Inhibition of Bcl-2/Bax/cleaved caspase-3 pathway activity by rare ginsenosides ameliorates cyclophosphamide-induced oligoasthenospermia (OA) in male mice.

ETHNOPHARMACOLOGICAL RELEVANCE

Oligoasthenozoospermia (OA) is the main factor leading to male infertility. According to traditional Chinese medicine, ginseng and its derivatives can improve male sperm quality by nourishing the kidneys and replenishing qi. Ginsenosides have been recognized as the principal pharmacologically active constituents of Panax ginseng, and are generally categorized into highly polar and rare ginsenosides. Rare ginsenosides can be generated through thermal transformation of the highly polar forms, yielding structurally related compounds collectively referred to as heat-transformed saponins (HTS).
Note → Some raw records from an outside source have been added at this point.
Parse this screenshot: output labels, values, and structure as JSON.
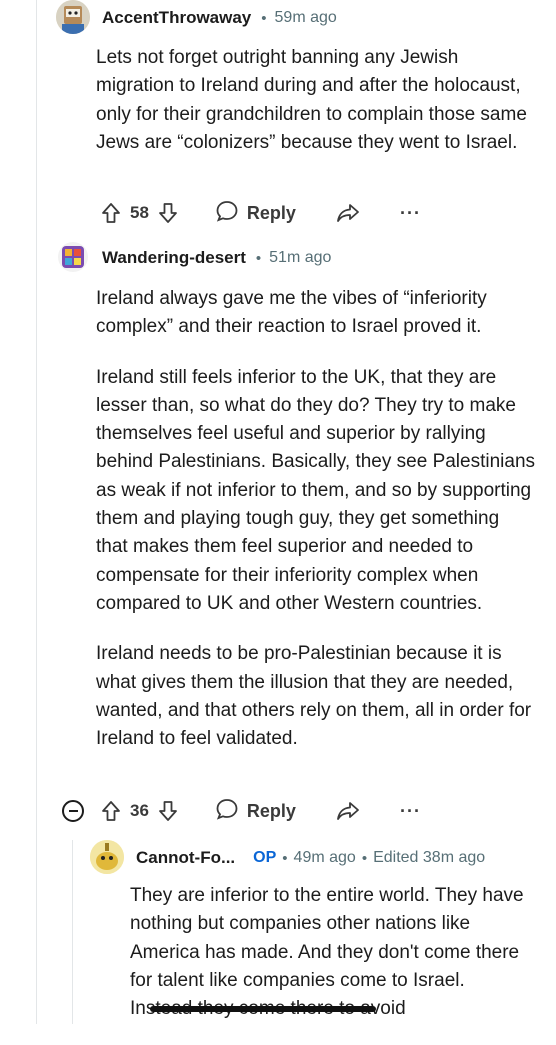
{
  "comments": [
    {
      "username": "AccentThrowaway",
      "time": "59m ago",
      "body": "Lets not forget outright banning any Jewish migration to Ireland during and after the holocaust, only for their grandchildren to complain those same Jews are “colonizers” because they went to Israel.",
      "score": "58",
      "reply_label": "Reply",
      "more_label": "···"
    },
    {
      "username": "Wandering-desert",
      "time": "51m ago",
      "paragraphs": [
        "Ireland always gave me the vibes of “inferiority complex” and their reaction to Israel proved it.",
        "Ireland still feels inferior to the UK, that they are lesser than, so what do they do? They try to make themselves feel useful and superior by rallying behind Palestinians. Basically, they see Palestinians as weak if not inferior to them, and so by supporting them and playing tough guy, they get something that makes them feel superior and needed to compensate for their inferiority complex when compared to UK and other Western countries.",
        "Ireland needs to be pro-Palestinian because it is what gives them the illusion that they are needed, wanted, and that others rely on them, all in order for Ireland to feel validated."
      ],
      "score": "36",
      "reply_label": "Reply",
      "more_label": "···"
    },
    {
      "username": "Cannot-Fo...",
      "op_badge": "OP",
      "time": "49m ago",
      "edited": "Edited 38m ago",
      "body": "They are inferior to the entire world. They have nothing but companies other nations like America has made. And they don't come there for talent like companies come to Israel. Instead they come there to avoid"
    }
  ],
  "separator": "•",
  "colors": {
    "meta": "#576f76",
    "op": "#0a66d6",
    "thread_line": "#e3e6e8"
  }
}
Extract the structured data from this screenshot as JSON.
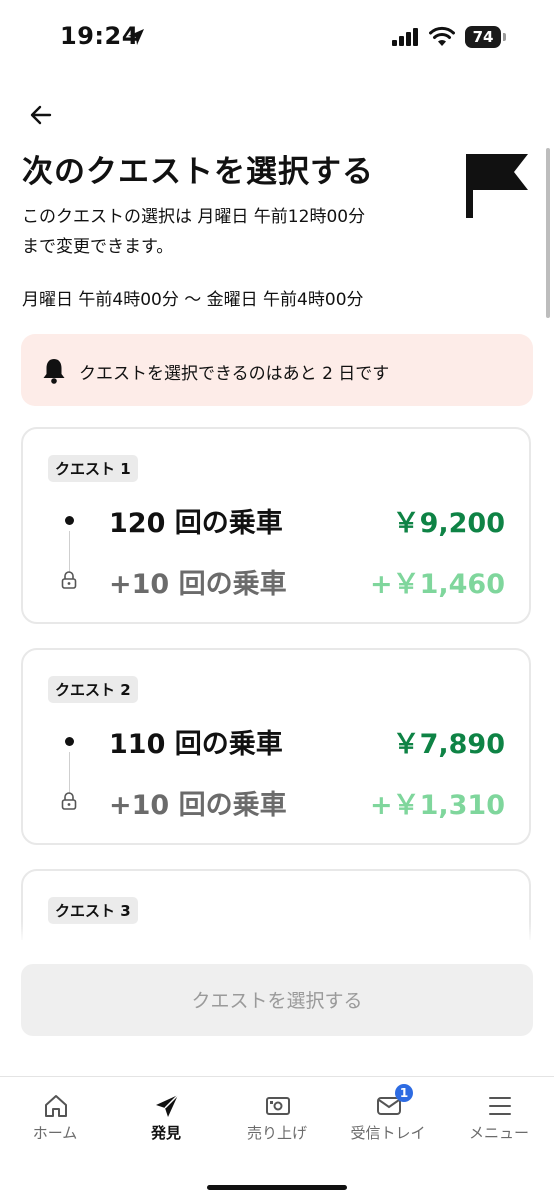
{
  "status_bar": {
    "time": "19:24",
    "battery": "74"
  },
  "header": {
    "title": "次のクエストを選択する",
    "deadline_line1": "このクエストの選択は 月曜日 午前12時00分",
    "deadline_line2": "まで変更できます。",
    "period": "月曜日 午前4時00分 〜 金曜日 午前4時00分"
  },
  "notice": {
    "text": "クエストを選択できるのはあと 2 日です"
  },
  "quests": [
    {
      "tag": "クエスト 1",
      "rides": "120 回の乗車",
      "amount": "￥9,200",
      "bonus_rides": "+10 回の乗車",
      "bonus_amount": "+￥1,460"
    },
    {
      "tag": "クエスト 2",
      "rides": "110 回の乗車",
      "amount": "￥7,890",
      "bonus_rides": "+10 回の乗車",
      "bonus_amount": "+￥1,310"
    },
    {
      "tag": "クエスト 3"
    }
  ],
  "select_button": {
    "label": "クエストを選択する"
  },
  "tabs": [
    {
      "label": "ホーム",
      "icon": "home-icon"
    },
    {
      "label": "発見",
      "icon": "compass-icon",
      "active": true
    },
    {
      "label": "売り上げ",
      "icon": "money-icon"
    },
    {
      "label": "受信トレイ",
      "icon": "mail-icon",
      "badge": "1"
    },
    {
      "label": "メニュー",
      "icon": "menu-icon"
    }
  ],
  "colors": {
    "amount": "#0e8345",
    "bonus_amount": "#7fd69c",
    "notice_bg": "#fdece8",
    "badge": "#2d6be2"
  }
}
HTS comprising Rg6, F4, Rg3, Rk1, and Rg5-demonstrate substantial bioactivity at a dose of 50 mg/kg without observable toxicity. However, their effects on oligoasthenospermia (OA) and the associated molecular mechanisms remain poorly defined.

AIM OF THIS STUDY

To determine whether HTS can mitigate sperm damage caused by cyclophosphamide (CP) and elucidate their potential mechanism of action.

MATERIALS AND METHODS

Rare ginsenosides (HTS) were prepared in our laboratory. CP was used to construct an OA model. HTS were either administered prior to CP modelling to create a prevention group (HTS-CP) or after CP modelling to create a treatment group (CP-HTS). The intervention effect of HTS was evaluated using indicators such as sperm quality, hormone levels, and the degree of inflammation.

RESULTS

In this study, HTS significantly increased the sperm count, improved sperm motility, and ameliorated testicular tissue damage. HTS decreased the elevation in follicle-stimulating hormone (FSH), lactate dehydrogenase (LDH), malondialdehyde (MDA), and inflammatory factor levels caused by CP and increased the levels of testosterone (T), luteinizing hormone (LH), acid phosphatase (ACP), alkaline phosphatase (AKP), superoxide dismutase (SOD), and glutathione peroxidase (GSH) in the model group. HTS significantly increased the gene and protein expression levels of PUMA and Bcl-2 in testicular tissue and significantly decreased the gene and protein expression levels of Bax and caspase-3.

CONCLUSION

This study revealed that HTS can effectively ameliorate CP-induced damage to male sperm by inhibiting apoptosis via the Bcl-2/Bax/cleaved caspase-3 pathway.